Die erste Halbzeit verlief ruhig. Juventude hatte den Ball, Londrina hielt die Struktur. Nebenbei fiel auf, dass die Gastgeber defensiv dicht standen und kaum Räume ließen. Die Statistik bestätigt das: 42 Prozent Ballbesitz für Londrina, 58 für die Gäste, doch die Angriffe sprachen nicht an. Achtzig Zwei gegen einhundertfünfzehn – die Zahlen zeigen, wer die Initiative hatte.
In der 66. Minute geschah das, was oft in solchen Spielen passiert. Juventude wechselte fünf Spieler auf einmal: Alisson Safira, Gilberto, Willian Pottker, Gabriel Pires. Londrina antwortete ebenfalls mit Wechseln, zwei Minuten später kamen Lucas Mineiro und MP aufs Feld. Und dann – nichts. Keine Tore, keine Szenen, die das Spiel gedreht hätten.
Die Statistik ist deutlich. Juventude schuf eine große Chance, Londrina null.
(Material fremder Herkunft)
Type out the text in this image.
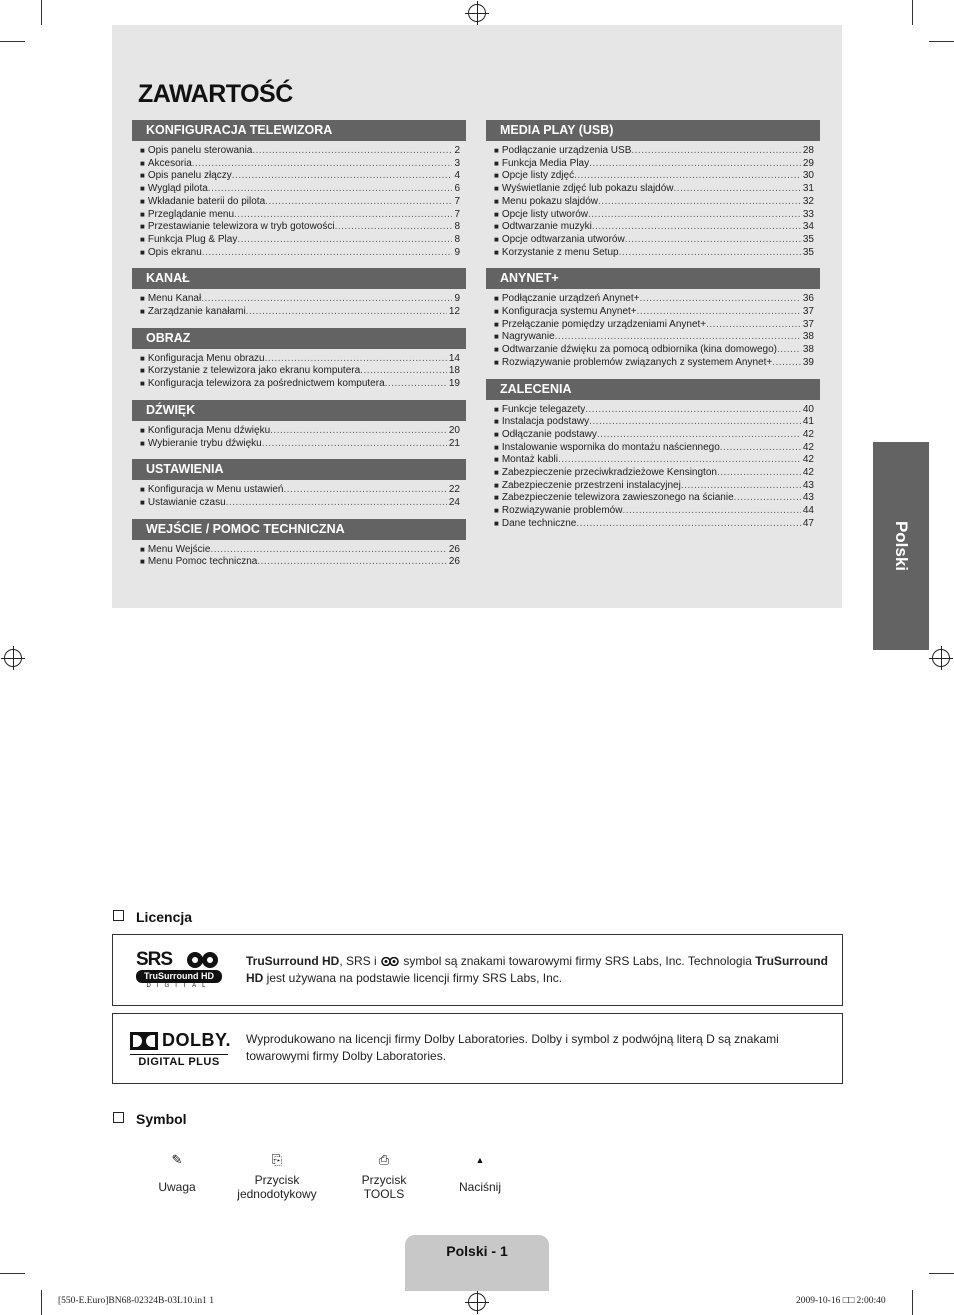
ZAWARTOŚĆ
KONFIGURACJA TELEWIZORA
■ Opis panelu sterowania .....	2
■ Akcesoria .....	3
■ Opis panelu złączy .....	4
■ Wygląd pilota .....	6
■ Wkładanie baterii do pilota .....	7
■ Przeglądanie menu .....	7
■ Przestawianie telewizora w tryb gotowości .....	8
■ Funkcja Plug & Play .....	8
■ Opis ekranu .....	9
KANAŁ
■ Menu Kanał .....	9
■ Zarządzanie kanałami .....	12
OBRAZ
■ Konfiguracja Menu obrazu .....	14
■ Korzystanie z telewizora jako ekranu komputera .....	18
■ Konfiguracja telewizora za pośrednictwem komputera .....	19
DŹWIĘK
■ Konfiguracja Menu dźwięku .....	20
■ Wybieranie trybu dźwięku .....	21
USTAWIENIA
■ Konfiguracja w Menu ustawień .....	22
■ Ustawianie czasu .....	24
WEJŚCIE / POMOC TECHNICZNA
■ Menu Wejście .....	26
■ Menu Pomoc techniczna .....	26
MEDIA PLAY (USB)
■ Podłączanie urządzenia USB .....	28
■ Funkcja Media Play .....	29
■ Opcje listy zdjęć .....	30
■ Wyświetlanie zdjęć lub pokazu slajdów .....	31
■ Menu pokazu slajdów .....	32
■ Opcje listy utworów .....	33
■ Odtwarzanie muzyki .....	34
■ Opcje odtwarzania utworów .....	35
■ Korzystanie z menu Setup .....	35
ANYNET+
■ Podłączanie urządzeń Anynet+ .....	36
■ Konfiguracja systemu Anynet+ .....	37
■ Przełączanie pomiędzy urządzeniami Anynet+ .....	37
■ Nagrywanie .....	38
■ Odtwarzanie dźwięku za pomocą odbiornika (kina domowego) .....	38
■ Rozwiązywanie problemów związanych z systemem Anynet+ .....	39
ZALECENIA
■ Funkcje telegazety .....	40
■ Instalacja podstawy .....	41
■ Odłączanie podstawy .....	42
■ Instalowanie wspornika do montażu naściennego .....	42
■ Montaż kabli .....	42
■ Zabezpieczenie przeciwkradzieżowe Kensington .....	42
■ Zabezpieczenie przestrzeni instalacyjnej .....	43
■ Zabezpieczenie telewizora zawieszonego na ścianie .....	43
■ Rozwiązywanie problemów .....	44
■ Dane techniczne .....	47	Polski
Licencja
SRS
TruSurround HD
DIGITAL
TruSurround HD, SRS i  symbol są znakami towarowymi firmy SRS Labs, Inc. Technologia TruSurround HD jest używana na podstawie licencji firmy SRS Labs, Inc.
DOLBY.
DIGITAL PLUS
Wyprodukowano na licencji firmy Dolby Laboratories. Dolby i symbol z podwójną literą D są znakami towarowymi firmy Dolby Laboratories.
Symbol
✎
Uwaga
⎘
Przycisk
jednodotykowy
⎙
Przycisk
TOOLS
▲
Naciśnij
Polski - 1
[550-E.Euro]BN68-02324B-03L10.in1 1	2009-10-16 □□ 2:00:40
Die Expected Goals liegen bei 0,78 für die Gäste und 0,23 für die Gastgeber. Zwei Schüsse aufs Tor von jedem Team, die Trefferquote bei 29 Prozent versus 25 Prozent. Man könnte sagen, die Gastgeber waren effizienter. Oder man sagt, dass die Gäste mehr Chancen hatten und keine verwerteten.
Für die Tabelle bedeutet das wenig. Juventude bleibt an der Spitze mit 45 Punkten nach 24 Spielen, Londrina rutscht nicht weiter ab und liegt mit 21 Punkten auf dem 18. Platz. Die Gäste verloren ihren Siegerrhythmus, die Gastgeber gewannen nichts hinzu. Ein Punkt, der für beide Seiten den Alltag nicht verändert.